Why the output changes if i put zero instead of the variable?-CodePudding

If you use the variable x instead of 0 the output will be Hello. If you use 0 the compiler will display a warning about dividing by zero. The code is below:

#include <stdio.h>

int main(int argc, char const *argv[])
{
    int x = 0;
    if (5 < 4 & (7 / x) == 0)
        puts("dividing by zero");
    else
    {
        puts("Hello");
    }
    return 0;
}

CodePudding user response：

5 < 4 is always 0, and 7 / x is an expression without visibile side-effects (defined by the standard as file IO or access to volatile variables, specific implementations may give wider guarantees); as that sub-expression is not required to compute the final result, the compiler is authorized to optimize it out.

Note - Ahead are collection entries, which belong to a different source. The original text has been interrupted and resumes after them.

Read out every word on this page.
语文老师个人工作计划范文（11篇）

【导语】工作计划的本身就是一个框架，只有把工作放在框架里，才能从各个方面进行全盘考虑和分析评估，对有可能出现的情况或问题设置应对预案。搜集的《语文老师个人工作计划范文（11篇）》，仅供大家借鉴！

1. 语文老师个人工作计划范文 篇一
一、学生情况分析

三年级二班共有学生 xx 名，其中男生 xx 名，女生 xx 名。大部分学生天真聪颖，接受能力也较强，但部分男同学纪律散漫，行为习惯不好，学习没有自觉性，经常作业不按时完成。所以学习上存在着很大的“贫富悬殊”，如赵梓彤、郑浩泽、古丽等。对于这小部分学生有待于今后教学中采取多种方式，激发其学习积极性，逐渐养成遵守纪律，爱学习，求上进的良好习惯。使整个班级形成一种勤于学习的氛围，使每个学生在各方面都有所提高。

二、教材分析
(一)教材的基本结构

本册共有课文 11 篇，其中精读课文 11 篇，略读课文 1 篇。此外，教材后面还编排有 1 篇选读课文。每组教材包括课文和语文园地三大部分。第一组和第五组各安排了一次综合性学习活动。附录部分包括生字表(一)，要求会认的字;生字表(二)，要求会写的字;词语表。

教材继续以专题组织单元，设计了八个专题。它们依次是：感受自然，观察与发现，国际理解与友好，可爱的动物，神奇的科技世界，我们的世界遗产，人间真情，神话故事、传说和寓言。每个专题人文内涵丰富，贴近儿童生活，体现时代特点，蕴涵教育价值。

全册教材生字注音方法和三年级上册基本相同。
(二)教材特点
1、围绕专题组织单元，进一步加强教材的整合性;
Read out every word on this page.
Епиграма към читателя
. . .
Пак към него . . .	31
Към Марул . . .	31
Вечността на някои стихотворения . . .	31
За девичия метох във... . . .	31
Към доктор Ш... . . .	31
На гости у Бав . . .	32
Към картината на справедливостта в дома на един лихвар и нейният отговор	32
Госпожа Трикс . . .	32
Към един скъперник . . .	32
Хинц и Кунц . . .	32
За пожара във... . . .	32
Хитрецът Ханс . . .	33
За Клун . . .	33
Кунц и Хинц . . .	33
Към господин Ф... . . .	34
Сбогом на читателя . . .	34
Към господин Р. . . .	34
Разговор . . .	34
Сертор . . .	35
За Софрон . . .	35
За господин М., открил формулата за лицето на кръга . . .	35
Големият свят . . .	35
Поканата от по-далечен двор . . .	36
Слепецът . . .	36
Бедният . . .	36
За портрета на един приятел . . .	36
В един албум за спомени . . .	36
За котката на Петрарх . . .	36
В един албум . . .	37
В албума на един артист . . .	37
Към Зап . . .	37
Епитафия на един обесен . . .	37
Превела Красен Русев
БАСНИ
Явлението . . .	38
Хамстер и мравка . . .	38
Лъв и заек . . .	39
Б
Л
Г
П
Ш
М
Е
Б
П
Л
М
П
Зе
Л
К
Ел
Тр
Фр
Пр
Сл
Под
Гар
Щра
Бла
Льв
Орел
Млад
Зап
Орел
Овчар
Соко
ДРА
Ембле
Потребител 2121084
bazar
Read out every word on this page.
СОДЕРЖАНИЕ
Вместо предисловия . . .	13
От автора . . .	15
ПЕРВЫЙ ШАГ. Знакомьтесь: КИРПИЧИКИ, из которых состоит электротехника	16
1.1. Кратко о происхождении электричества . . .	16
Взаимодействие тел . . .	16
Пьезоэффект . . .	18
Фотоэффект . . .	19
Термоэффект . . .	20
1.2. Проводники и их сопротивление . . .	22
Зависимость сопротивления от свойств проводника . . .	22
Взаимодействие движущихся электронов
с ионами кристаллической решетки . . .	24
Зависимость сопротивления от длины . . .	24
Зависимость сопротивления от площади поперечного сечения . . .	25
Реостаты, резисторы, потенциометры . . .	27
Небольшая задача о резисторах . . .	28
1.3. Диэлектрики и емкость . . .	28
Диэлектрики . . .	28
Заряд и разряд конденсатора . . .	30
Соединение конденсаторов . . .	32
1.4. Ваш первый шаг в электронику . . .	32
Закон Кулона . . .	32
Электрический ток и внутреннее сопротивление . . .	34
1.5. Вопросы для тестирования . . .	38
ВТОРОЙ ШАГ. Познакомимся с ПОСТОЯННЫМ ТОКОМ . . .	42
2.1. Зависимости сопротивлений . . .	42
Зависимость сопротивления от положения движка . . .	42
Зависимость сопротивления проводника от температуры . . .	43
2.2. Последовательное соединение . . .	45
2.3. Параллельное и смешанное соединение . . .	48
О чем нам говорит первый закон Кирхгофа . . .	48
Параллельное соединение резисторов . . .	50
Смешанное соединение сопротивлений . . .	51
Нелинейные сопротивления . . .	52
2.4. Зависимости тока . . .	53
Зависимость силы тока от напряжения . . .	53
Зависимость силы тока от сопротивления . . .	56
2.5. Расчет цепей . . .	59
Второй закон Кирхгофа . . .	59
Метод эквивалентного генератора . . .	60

The fact that in other contexts (when that operation is actually performed at runtime, or when it's fully known at compile time, as in your question) an equivalent expression may crash the program at runtime or give a compile time warning/error is allowed as well: division by zero is undefined behavior, so the compiler is allowed to do whatever it pleases (including assuming it won't happen when optimizing).

CodePudding user response：

The expression (5 < 4 & (7 / x) == 0) is parsed as

((5 < 4) & ((7 / x) == 0))

The problem is you have undefined behavior whether use x or 0 so anything can happen and the C Standard does not define what the compiler should do. Looking at the compiler output on godbolt.org, the behavior of the program differs for different compiles and different compiler options.

The compiler evaluates (5 & 4) as a constant expression with a value of 0. The right operand ((7 / x) == 0) does not have any observable side effects, besides the undefined behavior in 7 / x which by definition is undefined. If optimisations are enabled, the compiler seems to ignore the potential undefined behavior and determines at compile time that the whole expression has a value of 0. The test is therefore not taken and just the call to puts("Hello"); needs to occur.

If you replace x with its value 0, as the compiler evaluates the whole expression as a constant expression, it cannot ignore the fact that ((7 / 0) == 0) has undefined behavior so it generates a diagnostic, but seems to still ignore the undefined behavior, the whole expression still has a value of 0 so the same puts("Hello") is generated.

Undefined behavior is undefined, so assuming it just produces some value is legitimate and 0 & some_value is 0, which makes the test always take the else branch.

If you disable the optimisations, the code generation changes and the division by 0 either occurs with whatever side effects (a signal is raised on x86 processors) or some other weird side effect occurs (such as the expression becoming always true with clang -O0).